In view of the agreement heretofore recited of Mr. Agerton for defendant, it will not be necessary for us to discuss the evidence pertaining to several matters, such as to the marriage of plaintiff with the deceased; the fact that she was sick at the time of defendant’s death, and therefore objection was made to holding the funeral of deceased at her home; and that there were two children born to her and the deceased, both of whom had previously died; and that she was at the time of the trial sick and in a position to demand and require a lump sum settlement, etc.

Article 8308, § 18a, provides that a subscriber under the Workmen’s Compensation Law shall immediately notify the parties of the fact that he is a subscriber, stating in such notice his name, place of business, character of business, the approximate number of employees, estimated amount of pay roll, etc.

Sections 19 and 20 of the same article read:

“19. Every subscriber shall, as soon as he secures a policy, give notice in writing or print, or in such manner or way as may be directed or approved by the board, to all persons under contract of hire with him that he has provided for payment of compensation for injuries with the association.

“20. Every subscriber shall, after receiving a policy give notice in writing or print, or in such manner or way as may be directed or approval [-ed] by the board to all persons with whom he is about to enter into a contract of hire that he has provided for payment of compensation for injuries by the association. If any employer ceases to be a subscriber, he shall on or before the date on which his policy expires, give notice to that effect in writing or print or in such other manner or way as the board may direct or approve to all persons under contract of hire with him. In case of the renewal of his policy no notice shall be required under this law.

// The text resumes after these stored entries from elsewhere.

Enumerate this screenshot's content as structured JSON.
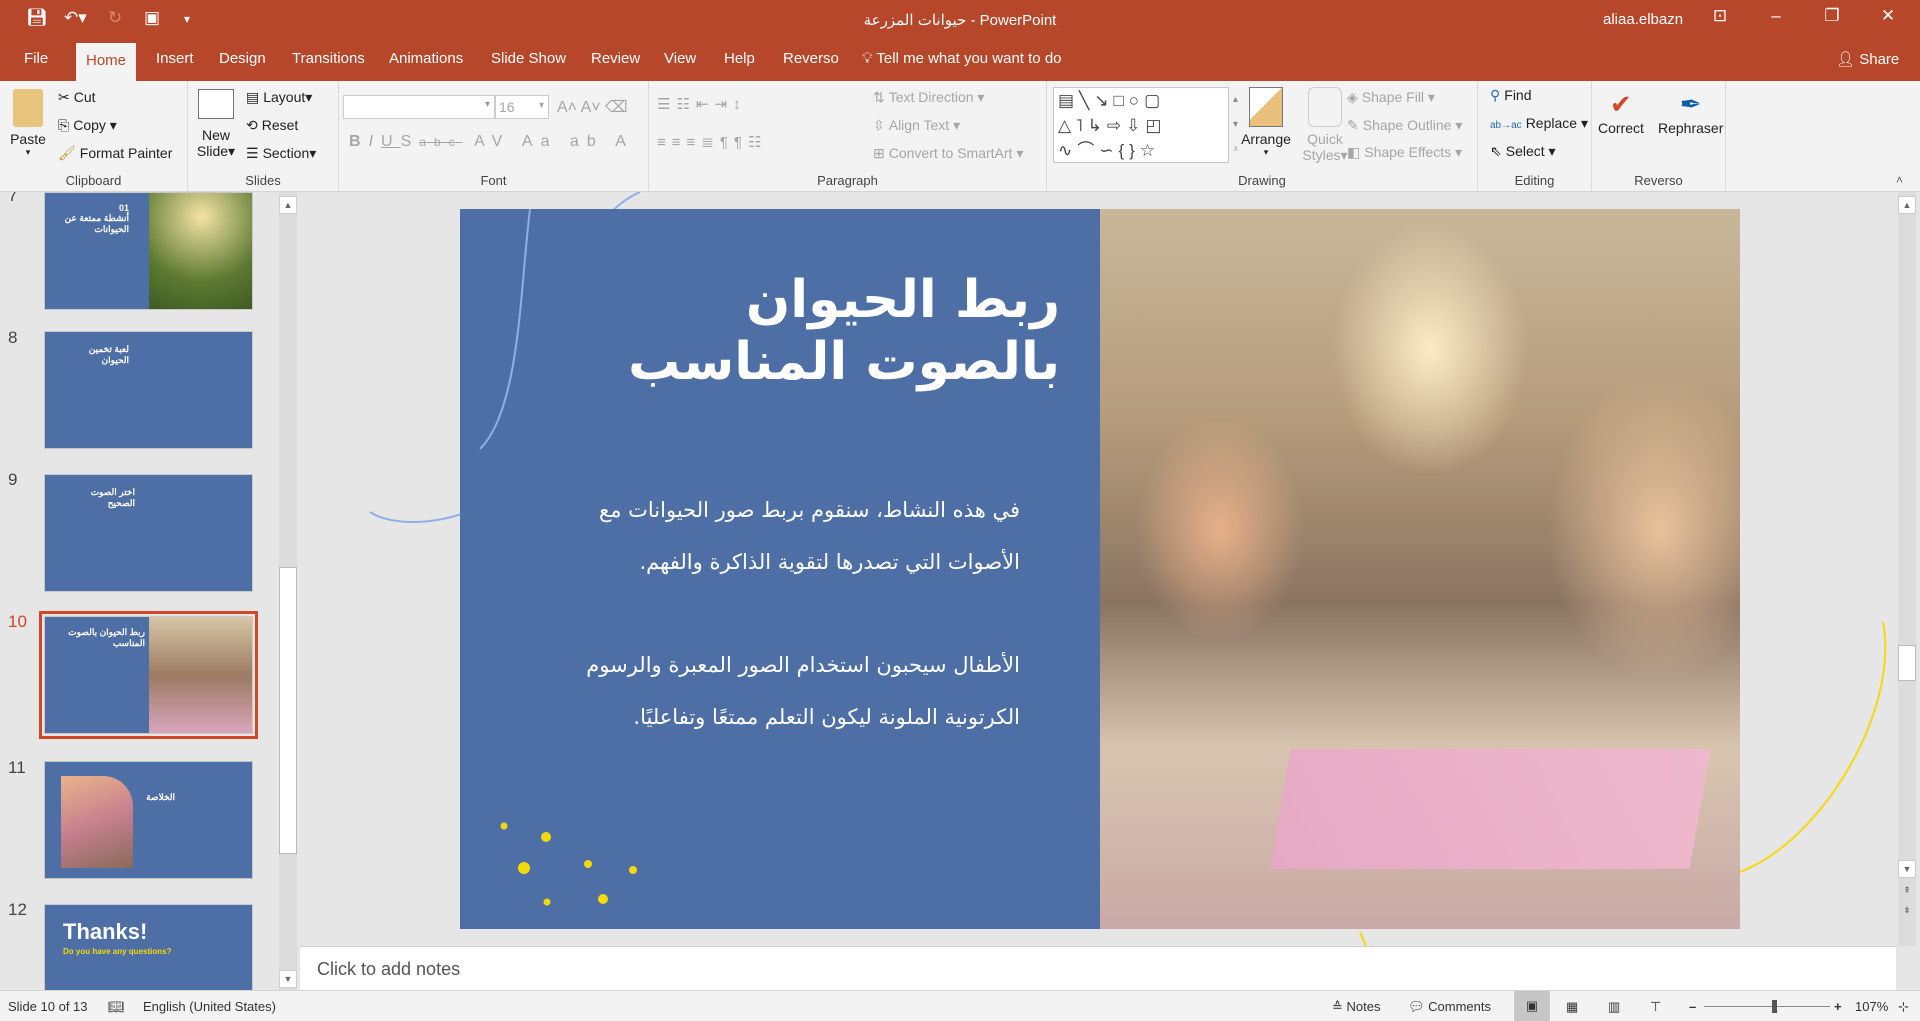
{
  "window": {
    "doc_title": "حيوانات المزرعة",
    "separator": " - ",
    "app_name": "PowerPoint",
    "user": "aliaa.elbazn",
    "share_label": "Share",
    "tell_me": "Tell me what you want to do"
  },
  "tabs": [
    "File",
    "Home",
    "Insert",
    "Design",
    "Transitions",
    "Animations",
    "Slide Show",
    "Review",
    "View",
    "Help",
    "Reverso"
  ],
  "ribbon": {
    "clipboard": {
      "label": "Clipboard",
      "paste": "Paste",
      "cut": "Cut",
      "copy": "Copy",
      "format_painter": "Format Painter"
    },
    "slides": {
      "label": "Slides",
      "new_slide_1": "New",
      "new_slide_2": "Slide",
      "layout": "Layout",
      "reset": "Reset",
      "section": "Section"
    },
    "font": {
      "label": "Font",
      "font_name": "",
      "font_size": "16"
    },
    "paragraph": {
      "label": "Paragraph",
      "text_direction": "Text Direction",
      "align_text": "Align Text",
      "convert_smartart": "Convert to SmartArt"
    },
    "drawing": {
      "label": "Drawing",
      "arrange": "Arrange",
      "quick_1": "Quick",
      "quick_2": "Styles",
      "shape_fill": "Shape Fill",
      "shape_outline": "Shape Outline",
      "shape_effects": "Shape Effects"
    },
    "editing": {
      "label": "Editing",
      "find": "Find",
      "replace": "Replace",
      "select": "Select"
    },
    "reverso": {
      "label": "Reverso",
      "correct": "Correct",
      "rephraser": "Rephraser"
    }
  },
  "thumbnails": [
    {
      "num": "7",
      "title": "01\nأنشطة ممتعة عن الحيوانات"
    },
    {
      "num": "8",
      "title": "لعبة تخمين الحيوان"
    },
    {
      "num": "9",
      "title": "اختر الصوت الصحيح"
    },
    {
      "num": "10",
      "title": "ربط الحيوان بالصوت المناسب",
      "selected": true
    },
    {
      "num": "11",
      "title": "الخلاصة"
    },
    {
      "num": "12",
      "title": "Thanks!",
      "subtitle": "Do you have any questions?"
    }
  ],
  "slide": {
    "title": "ربط الحيوان بالصوت المناسب",
    "para1": "في هذه النشاط، سنقوم بربط صور الحيوانات مع الأصوات التي تصدرها لتقوية الذاكرة والفهم.",
    "para2": "الأطفال سيحبون استخدام الصور المعبرة والرسوم الكرتونية الملونة ليكون التعلم ممتعًا وتفاعليًا.",
    "background_color": "#4e6ea6",
    "accent_color": "#f5d90a"
  },
  "notes_placeholder": "Click to add notes",
  "status": {
    "slide_info": "Slide 10 of 13",
    "language": "English (United States)",
    "notes": "Notes",
    "comments": "Comments",
    "zoom": "107%",
    "zoom_percent": 107
  },
  "theme": {
    "ribbon_accent": "#b7472a"
  }
}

He shall file a copy of said notice with the board.”

Article 8306, § 3c, reads:

“From and after the time of the receipt by the Industrial Accident Board of notice from any employer that the latter has become a subscriber under this law, all employees of said subscriber then and thereafter employed, shall be conclusively deemed to have notice of the fact that such subscriber has provided with the association for the payment of compensation under this law. If any employer ceases to be a subscriber he shall on or before the date on which his policy expires give notice to that effect to the Industrial Accident Board, and to such subscribers’ employees by posting notices to that effect in three public places around such subscribers’ plant.”

The Supreme Court of Texas in a recent decision, Zurich General Accident & Liability Ins. Co. v. Walker, 21 S.W.(2d) 334, and rendered the case in favor of the defendant, and said, in substance, that, by the wording of the Workmen’s Compensation Law, the employees are conclusively presumed to know that the employer has taken out workmen’s compensation insurance. Therefore Walker was conclusively presumed to have known that his employer had taken out such insurance; and he could not claim that he did not know that his employer had taken out insurance to compensate him for such injuries as he suffered.

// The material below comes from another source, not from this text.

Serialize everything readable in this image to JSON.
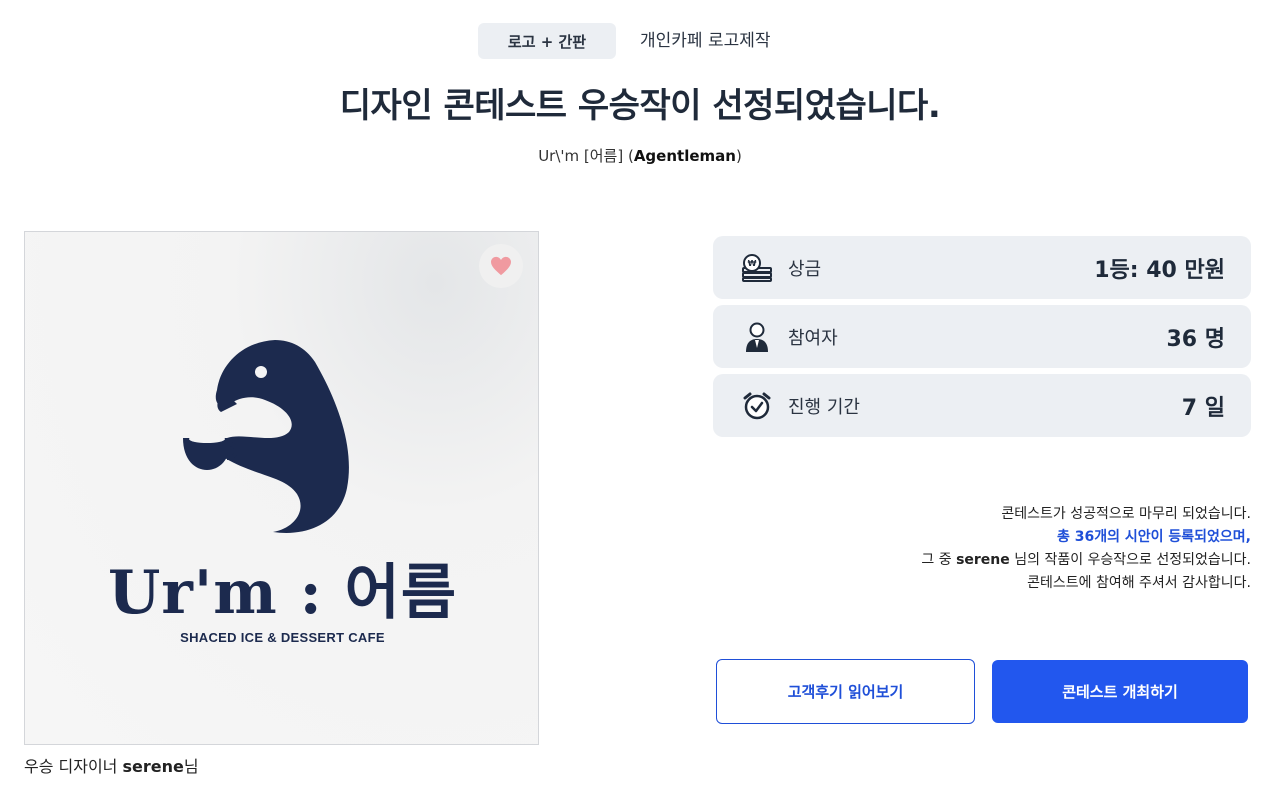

It is a well-recognized rule of law that the existing statutes and the settled law of the land at the time a contract is made become a part of it, and must be read into it. 6 R. C. L. p. 854, § 243; Texas Jurisprudence, under title of contracts, par. 82.

Therefore, at the time the contract of employment was made between the defendant and the deceased, it must be conclusively presumed that the deceased had knowledge that the employee was insured under the Compensation Act. And the failure of defendant to *282 give a statutory notice that he had ceased to be a subscriber would bind the defendant to compensate the beneficiary of the deceased as she would have been compensated if the contract of insurance was in existence.

Under 3a, article 8306, the deceased agreed to waive his right at common law or under any statute of this state to recover damages for injuries sustained in the course of his employment, and bound himself and his beneficiaries to look solely to appellant’s insurer for compensation in the case of injury or death resulting from injuries received in the course of his employment.

Under section 3c, article 8306, and section 20, article 8308, the defendant agreed that, if it should cease to be a subscriber, it would on or before the date on which its policy expired give notice to that effect to the Industrial Accident Board and to its employees by posting notices to that effect in three public places around its plant.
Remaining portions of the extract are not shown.